Understanding retention mechanisms and adjusting selectivity of basic pharmaceutical separations by reversed-phase liquid chromatography.

摘要

In this thesis, we have developed new theories which for the first time deal in a comprehensive fashion with both the competitive effect of added counter cations and the retention enhancing effect of "ion pairing" anions for the mixed-mode basic pharmaceutical separations in reversed-phase liquid chromatography (RPLC).; In our cationic counterion studies, we disproved the one site model and showed that at least two types of sites must exist one of which is what we call a "hydrophobically assisted" ion-exchange site. Our theory very nicely rationalizes why primary amines are stronger silanophiles than secondary or tertiary amines and why a good silanol blocking agent must have a high hydrophobicity. Unambiguous column classification has been achieved based on a quantitative measurement of the relative contributions of ion-exchange and reversed-phase interactions.
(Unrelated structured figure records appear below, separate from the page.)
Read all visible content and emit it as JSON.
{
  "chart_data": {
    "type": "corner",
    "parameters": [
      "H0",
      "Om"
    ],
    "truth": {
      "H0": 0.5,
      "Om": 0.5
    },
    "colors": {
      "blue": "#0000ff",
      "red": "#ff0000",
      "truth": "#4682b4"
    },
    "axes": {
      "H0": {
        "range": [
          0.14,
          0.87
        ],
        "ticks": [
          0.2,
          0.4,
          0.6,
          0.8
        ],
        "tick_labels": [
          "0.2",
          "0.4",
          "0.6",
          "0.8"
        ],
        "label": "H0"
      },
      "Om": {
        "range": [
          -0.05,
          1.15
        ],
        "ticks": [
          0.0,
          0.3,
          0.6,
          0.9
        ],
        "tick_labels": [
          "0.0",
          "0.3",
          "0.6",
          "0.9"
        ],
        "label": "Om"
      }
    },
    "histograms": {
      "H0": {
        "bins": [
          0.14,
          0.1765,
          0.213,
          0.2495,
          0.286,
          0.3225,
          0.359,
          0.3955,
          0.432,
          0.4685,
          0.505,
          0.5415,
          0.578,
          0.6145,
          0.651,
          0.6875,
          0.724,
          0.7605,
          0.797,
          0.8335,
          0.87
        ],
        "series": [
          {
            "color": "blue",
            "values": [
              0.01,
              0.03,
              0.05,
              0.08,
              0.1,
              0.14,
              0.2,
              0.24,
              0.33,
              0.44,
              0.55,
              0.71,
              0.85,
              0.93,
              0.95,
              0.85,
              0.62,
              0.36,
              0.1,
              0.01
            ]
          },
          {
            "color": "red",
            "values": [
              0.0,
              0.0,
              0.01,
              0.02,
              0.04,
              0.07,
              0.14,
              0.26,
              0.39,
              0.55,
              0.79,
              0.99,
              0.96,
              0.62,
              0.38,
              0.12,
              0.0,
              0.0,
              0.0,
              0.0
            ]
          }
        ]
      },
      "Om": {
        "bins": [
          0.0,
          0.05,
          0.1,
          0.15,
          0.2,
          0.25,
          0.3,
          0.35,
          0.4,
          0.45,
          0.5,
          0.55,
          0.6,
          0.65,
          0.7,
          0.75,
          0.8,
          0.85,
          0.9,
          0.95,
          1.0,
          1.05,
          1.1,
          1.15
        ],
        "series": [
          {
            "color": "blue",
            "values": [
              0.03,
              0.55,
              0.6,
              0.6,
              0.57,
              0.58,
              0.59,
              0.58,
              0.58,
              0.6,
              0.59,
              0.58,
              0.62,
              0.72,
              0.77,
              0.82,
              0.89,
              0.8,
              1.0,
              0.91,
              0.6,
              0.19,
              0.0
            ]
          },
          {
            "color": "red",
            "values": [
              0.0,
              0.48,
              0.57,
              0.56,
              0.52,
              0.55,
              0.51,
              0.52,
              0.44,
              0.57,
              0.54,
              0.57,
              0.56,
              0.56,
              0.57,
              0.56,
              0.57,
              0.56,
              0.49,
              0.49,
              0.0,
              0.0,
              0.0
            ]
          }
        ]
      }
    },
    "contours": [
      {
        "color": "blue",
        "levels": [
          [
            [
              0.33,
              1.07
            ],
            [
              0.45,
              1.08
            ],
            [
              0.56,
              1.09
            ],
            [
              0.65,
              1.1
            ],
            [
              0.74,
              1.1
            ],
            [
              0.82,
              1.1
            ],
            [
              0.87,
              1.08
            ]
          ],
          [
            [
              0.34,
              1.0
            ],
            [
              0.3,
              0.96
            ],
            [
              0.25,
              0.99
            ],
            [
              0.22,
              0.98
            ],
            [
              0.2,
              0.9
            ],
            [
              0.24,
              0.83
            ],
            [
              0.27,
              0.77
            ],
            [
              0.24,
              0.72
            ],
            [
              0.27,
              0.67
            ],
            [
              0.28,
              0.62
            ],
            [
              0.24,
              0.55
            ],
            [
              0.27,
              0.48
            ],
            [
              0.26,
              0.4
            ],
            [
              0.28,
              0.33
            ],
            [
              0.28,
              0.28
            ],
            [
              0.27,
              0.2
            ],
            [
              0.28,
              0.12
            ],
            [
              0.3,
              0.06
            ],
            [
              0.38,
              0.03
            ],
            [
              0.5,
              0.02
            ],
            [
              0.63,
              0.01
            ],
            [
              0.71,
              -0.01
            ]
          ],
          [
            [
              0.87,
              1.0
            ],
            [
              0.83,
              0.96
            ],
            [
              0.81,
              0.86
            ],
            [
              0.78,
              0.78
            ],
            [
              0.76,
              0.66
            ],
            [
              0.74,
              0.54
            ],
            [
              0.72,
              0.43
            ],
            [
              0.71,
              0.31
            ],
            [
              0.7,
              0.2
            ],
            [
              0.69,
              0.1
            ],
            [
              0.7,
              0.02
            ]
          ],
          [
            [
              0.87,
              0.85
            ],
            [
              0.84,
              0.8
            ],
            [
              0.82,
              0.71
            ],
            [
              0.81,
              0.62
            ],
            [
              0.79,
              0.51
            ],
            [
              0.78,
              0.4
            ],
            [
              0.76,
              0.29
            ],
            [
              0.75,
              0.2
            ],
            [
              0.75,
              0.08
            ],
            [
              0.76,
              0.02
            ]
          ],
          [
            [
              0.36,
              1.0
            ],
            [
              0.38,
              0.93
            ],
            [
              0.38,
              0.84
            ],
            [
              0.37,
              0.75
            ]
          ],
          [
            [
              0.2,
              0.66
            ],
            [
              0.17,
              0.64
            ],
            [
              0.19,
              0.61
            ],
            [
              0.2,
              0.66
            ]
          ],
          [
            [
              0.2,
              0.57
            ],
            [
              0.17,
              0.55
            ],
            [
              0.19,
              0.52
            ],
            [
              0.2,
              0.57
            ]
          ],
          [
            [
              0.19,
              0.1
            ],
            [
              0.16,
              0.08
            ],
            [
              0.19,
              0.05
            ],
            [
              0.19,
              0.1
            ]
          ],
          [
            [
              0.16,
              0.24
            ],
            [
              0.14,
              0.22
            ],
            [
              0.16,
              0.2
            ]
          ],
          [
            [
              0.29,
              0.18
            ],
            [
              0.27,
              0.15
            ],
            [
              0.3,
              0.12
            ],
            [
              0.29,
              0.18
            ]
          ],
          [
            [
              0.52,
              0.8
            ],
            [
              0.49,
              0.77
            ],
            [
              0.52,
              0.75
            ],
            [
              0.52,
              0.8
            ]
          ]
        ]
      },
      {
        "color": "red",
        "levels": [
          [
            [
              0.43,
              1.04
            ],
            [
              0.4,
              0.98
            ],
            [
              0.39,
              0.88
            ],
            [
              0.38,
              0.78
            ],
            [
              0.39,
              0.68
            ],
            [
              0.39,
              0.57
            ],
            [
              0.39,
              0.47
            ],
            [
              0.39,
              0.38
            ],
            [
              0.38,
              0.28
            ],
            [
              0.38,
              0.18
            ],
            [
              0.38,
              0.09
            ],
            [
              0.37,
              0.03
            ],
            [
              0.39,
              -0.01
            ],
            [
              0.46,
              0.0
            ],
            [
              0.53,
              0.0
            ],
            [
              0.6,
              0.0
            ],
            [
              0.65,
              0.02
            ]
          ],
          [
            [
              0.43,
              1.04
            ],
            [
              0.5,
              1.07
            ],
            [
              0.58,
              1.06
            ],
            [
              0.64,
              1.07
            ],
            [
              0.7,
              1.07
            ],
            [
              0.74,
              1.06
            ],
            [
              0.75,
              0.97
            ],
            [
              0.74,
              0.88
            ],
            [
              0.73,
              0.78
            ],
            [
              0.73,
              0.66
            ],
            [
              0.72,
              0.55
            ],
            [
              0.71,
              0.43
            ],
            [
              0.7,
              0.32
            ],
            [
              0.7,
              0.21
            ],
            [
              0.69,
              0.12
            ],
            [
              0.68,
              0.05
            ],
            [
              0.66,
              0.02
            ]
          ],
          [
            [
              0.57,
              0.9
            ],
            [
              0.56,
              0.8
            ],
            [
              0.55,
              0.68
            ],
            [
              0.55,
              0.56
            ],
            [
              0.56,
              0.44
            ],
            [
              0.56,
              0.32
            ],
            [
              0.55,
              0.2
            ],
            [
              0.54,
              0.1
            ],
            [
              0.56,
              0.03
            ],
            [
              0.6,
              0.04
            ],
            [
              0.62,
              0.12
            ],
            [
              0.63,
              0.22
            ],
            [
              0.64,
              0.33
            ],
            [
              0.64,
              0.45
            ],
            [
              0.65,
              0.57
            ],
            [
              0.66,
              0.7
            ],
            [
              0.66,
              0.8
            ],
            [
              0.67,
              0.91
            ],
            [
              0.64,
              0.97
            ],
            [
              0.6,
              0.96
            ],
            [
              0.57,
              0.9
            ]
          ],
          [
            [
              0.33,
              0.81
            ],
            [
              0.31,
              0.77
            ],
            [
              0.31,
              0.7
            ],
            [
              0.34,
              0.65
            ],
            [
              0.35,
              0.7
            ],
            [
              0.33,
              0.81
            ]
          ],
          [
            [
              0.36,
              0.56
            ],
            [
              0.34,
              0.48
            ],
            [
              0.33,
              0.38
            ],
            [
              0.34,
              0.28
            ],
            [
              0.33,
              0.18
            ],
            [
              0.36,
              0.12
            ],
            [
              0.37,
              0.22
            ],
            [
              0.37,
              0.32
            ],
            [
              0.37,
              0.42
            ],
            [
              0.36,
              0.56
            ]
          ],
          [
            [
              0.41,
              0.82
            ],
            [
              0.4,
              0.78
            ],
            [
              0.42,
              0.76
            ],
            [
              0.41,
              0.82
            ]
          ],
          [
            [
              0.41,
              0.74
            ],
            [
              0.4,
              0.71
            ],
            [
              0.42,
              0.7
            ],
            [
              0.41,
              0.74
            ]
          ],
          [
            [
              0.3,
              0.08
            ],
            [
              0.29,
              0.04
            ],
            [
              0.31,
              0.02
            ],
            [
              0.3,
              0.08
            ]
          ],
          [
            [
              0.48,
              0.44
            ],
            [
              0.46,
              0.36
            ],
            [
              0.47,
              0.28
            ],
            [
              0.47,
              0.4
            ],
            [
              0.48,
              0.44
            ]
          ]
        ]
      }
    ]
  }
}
As applications of our theory, we compared the separation of basic drugs on several octadecyl silane bonded silica (ODS) phases and a polybutadiene-coated zirconia (PBD-ZrO2) phase. Quite different selectivities were found on these two types of phases due to the very different relative contributions from ion-exchange and reversed-phase interactions. The use of amine counterions with different charges and hydrophobicities enables retention adjustment of bases on the PBD-ZrO2 phase, but has much smaller effect on type B ODS phases.; The addition of relatively hydrophilic anionic additives (e.g. perchlorate and trifluoroacetate) profoundly influences the retention of basic drugs. To understand the mechanisms by which anionic additives perturb retention in chromatography, we studied the formation of ion pairs between a number of prototypical basic drugs and anionic additives using capillary electrophoresis (CE). For the first time, ion pair formation between basic drugs and anionic additives under conditions commonly used in RPLC has been confirmed independently. The ion pair formation constants from CE were used to interpret the chromatographic data. Agreement between the predicted and experimental chromatographic data under various conditions was evaluated. Under certain circumstances (e.g., pH, stationary phase, and nature of anions), we conclude that the ion pair formation in the mobile phase mechanism is dominant and at other conditions it remains a significant contribution.